Before we engage in further disussion, let us discuss the definition of vicarious liability itself.
What is Vicarious Liability?
Vicarious liability refers to a situation where someone is held responsible for the actions or omissions of another person. In a workplace context, an employer can be liable for the acts or omissions of its employees, provided it can be shown that they took place in the course of their employment.
According to Cambridge Law Press Journal, The doctrine of vicarious liability lies at the heart of all common law systems of tort law. It represents not a tort, but a rule of responsibility which renders the defendant liable for the torts committed by another. The classic example is that of employer and employee: the employer is rendered strictly liable for the torts of his employees, provided that they are committed in the course of the tortfeasor’s employment. In such circumstances, liability is imposed on the employer, not because of his own wrongful act, but due to his relationship with the tortfeasor
The key question of any case of vicarious liability is whether the sub ordinate was acting in a personal capacity, or in the course of their employment. This can often be difficult to determine. Nor does an employer’s liability end once the employee leaves the organization – as the law stands, action can still be taken against an employer even though the person in question no longer works for them.

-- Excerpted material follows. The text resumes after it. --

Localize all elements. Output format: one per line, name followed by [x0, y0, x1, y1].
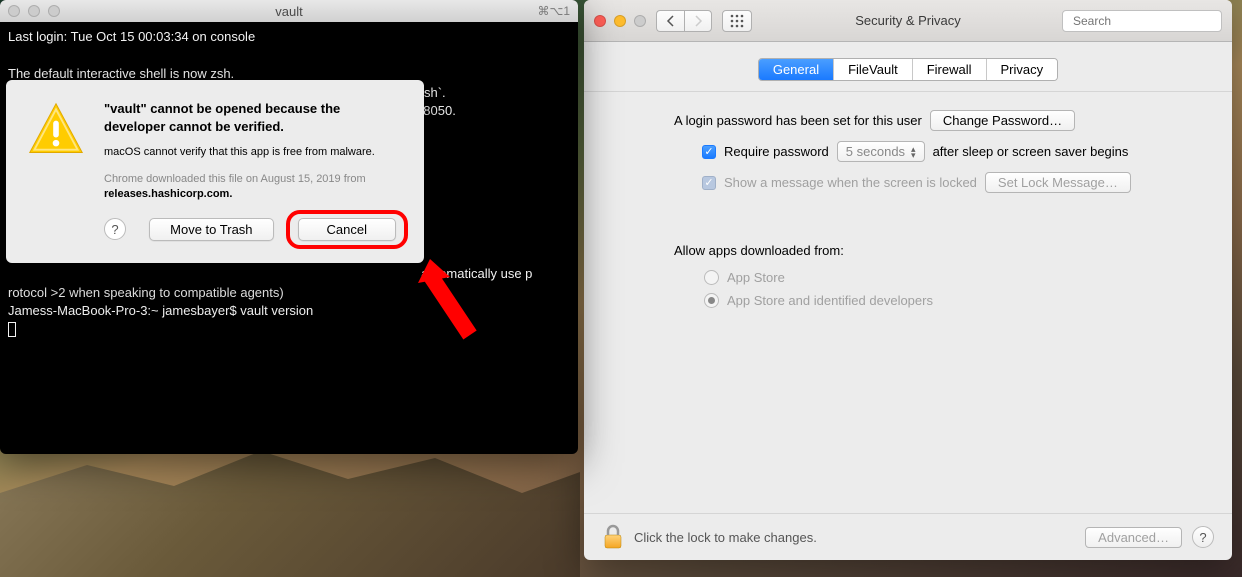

Thus, vicarious liability requires two elements: (1) the right and ability to supervise or control the infringing activity; and (2) a direct financial benefit from that activity. It is closely related to the doctrines of enterprise liability and respondent superior in tort law.
In Indonesia’s legal realm, this so called vicarious liability is not an unfamiliar concept, as it has regulated for more than a hundred of years in our civil code. Article 1367 state as follow:
“An individual shall be responsible for the damage which he has caused by his own act, as well as for that which was caused by the acts of the individuals for whom he is responsible, or caused by matters which are under his supervision. (S.27-31 jis. 390, 421) Parents or guardians shall be responsible for the damage caused by minor children who live with them and over whom they exercise parental authority or guardianship. Employers and those who have been assigned to manage affairs of other individuals shall be responsible for the damage caused by their servants and subordinates in the course of duties assigned to them. Teachers and work supervisor shall be responsible for the damage caused by their students and apprentices, during the period that they are under their supervision. (S.27-31 jis. 390, 421) The above-mentioned responsibility shall cease, if the parents, guardians, school teachers and work supervisor can prove that the act, for which they could be held responsible, could not have been prevented.